I enjoyed this little gun and was surprised at the quality compared for the very reasonable price. They seem to be floating around for about $250 retail. It’s a very affordable price for a magazine-fed pump-action shotgun. In my opinion, it’s a better design than the Remington 870 DM and cheaper than the Mossberg 590M models.

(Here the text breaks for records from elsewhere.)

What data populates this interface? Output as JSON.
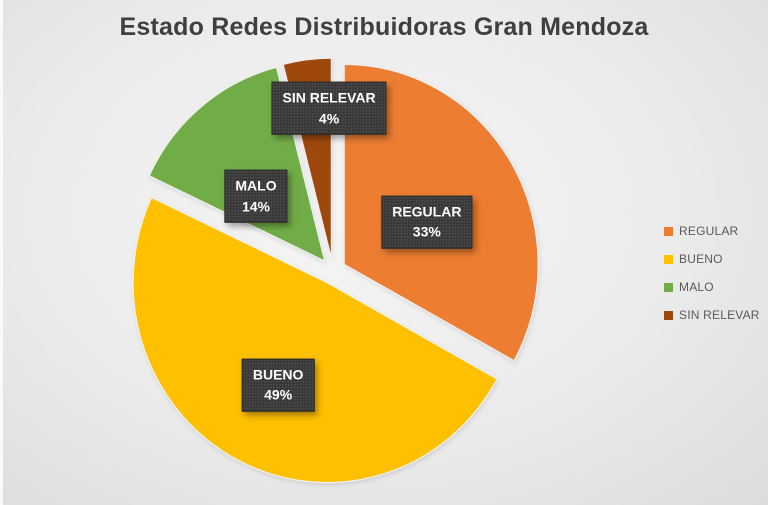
{
  "title": "Estado Redes Distribuidoras Gran Mendoza",
  "chart_data": {
    "type": "pie",
    "title": "Estado Redes Distribuidoras Gran Mendoza",
    "categories": [
      "REGULAR",
      "BUENO",
      "MALO",
      "SIN RELEVAR"
    ],
    "values": [
      33,
      49,
      14,
      4
    ],
    "unit": "%",
    "series_colors": [
      "#ED7D31",
      "#FFC000",
      "#70AD47",
      "#9E480E"
    ],
    "data_labels": [
      {
        "text": "REGULAR",
        "value_text": "33%"
      },
      {
        "text": "BUENO",
        "value_text": "49%"
      },
      {
        "text": "MALO",
        "value_text": "14%"
      },
      {
        "text": "SIN RELEVAR",
        "value_text": "4%"
      }
    ],
    "legend": {
      "position": "right",
      "entries": [
        "REGULAR",
        "BUENO",
        "MALO",
        "SIN RELEVAR"
      ]
    },
    "style": {
      "exploded": true,
      "start_angle_deg": 0,
      "direction": "clockwise",
      "label_box_color": "#373737",
      "label_text_color": "#FFFFFF",
      "background_color": "#EBEBEB",
      "title_color": "#3F3F3F"
    }
  }
}
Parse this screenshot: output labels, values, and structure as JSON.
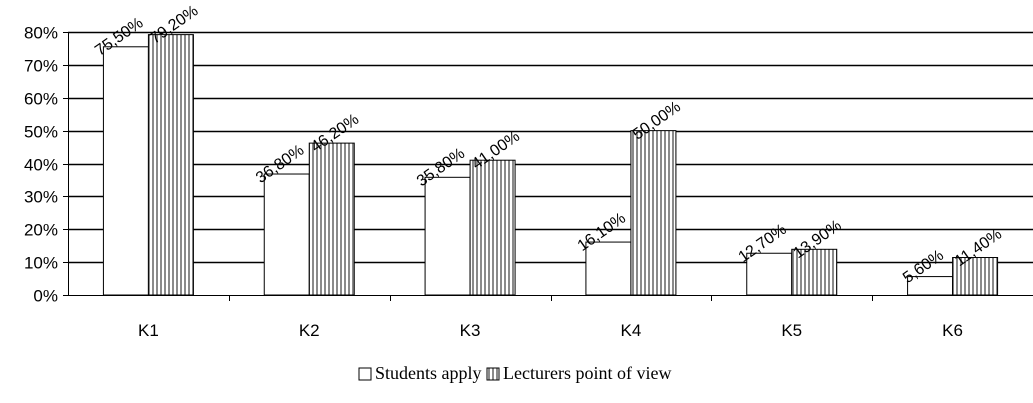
{
  "chart_data": {
    "type": "bar",
    "categories": [
      "K1",
      "K2",
      "K3",
      "K4",
      "K5",
      "K6"
    ],
    "series": [
      {
        "name": "Students apply",
        "values": [
          75.5,
          36.8,
          35.8,
          16.1,
          12.7,
          5.6
        ],
        "labels": [
          "75,50%",
          "36,80%",
          "35,80%",
          "16,10%",
          "12,70%",
          "5,60%"
        ],
        "fill": "#ffffff"
      },
      {
        "name": "Lecturers point of view",
        "values": [
          79.2,
          46.2,
          41.0,
          50.0,
          13.9,
          11.4
        ],
        "labels": [
          "79,20%",
          "46,20%",
          "41,00%",
          "50,00%",
          "13,90%",
          "11,40%"
        ],
        "fill": "vertical-stripes"
      }
    ],
    "ylim": [
      0,
      80
    ],
    "yticks": [
      "0%",
      "10%",
      "20%",
      "30%",
      "40%",
      "50%",
      "60%",
      "70%",
      "80%"
    ],
    "grid": true,
    "legend_position": "bottom",
    "title": "",
    "xlabel": "",
    "ylabel": ""
  }
}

Specifications: Rock Island Armory VRPA40 Magazine-Fed Shotgun
Barrel Length: 20 inches
Overall Length: 40 inches
Weight: 6.9 pounds
Caliber: 12 gauge
Chamber: 2 3/4 and 3 inch shells
Capacity: 5, 9, and 19 rounds
MSRP: $399 (about $250 retail)
Ratings (Out of 5 Stars)
Ergonomics * * *
The ergonomics aren’t bad, but they aren’t great. The shotgun feels a little long and I wish the pump had more texture to it. Fast mag swaps won’t be easy, and the pump lock is unusually placed.
Reliability * * * * *
The only malfunction I experienced in 350+ rounds was when I didn’t load a shell in the magazine the right way. That’s it. The VRPA40 fired everything else perfectly fine. (No, it doesn’t cycle mini shells.)
Trigger * * * *
Nothing to write home about but the trigger is more than serviceable. And on a shotgun the trigger matters relatively little. It’s above average in my opinion.
You can put an optic on it, and that seems to be it.
Overall * * * *
The VRPA40 is a fun little gun with a very affordable price tag. Magazines vary in capacity quite a bit and give you plenty of ammo capacity options. I could see the VRPA40 being a fun 3-gun shotgun (though slow on the reloads), and even a good hunting and home defense shotgun.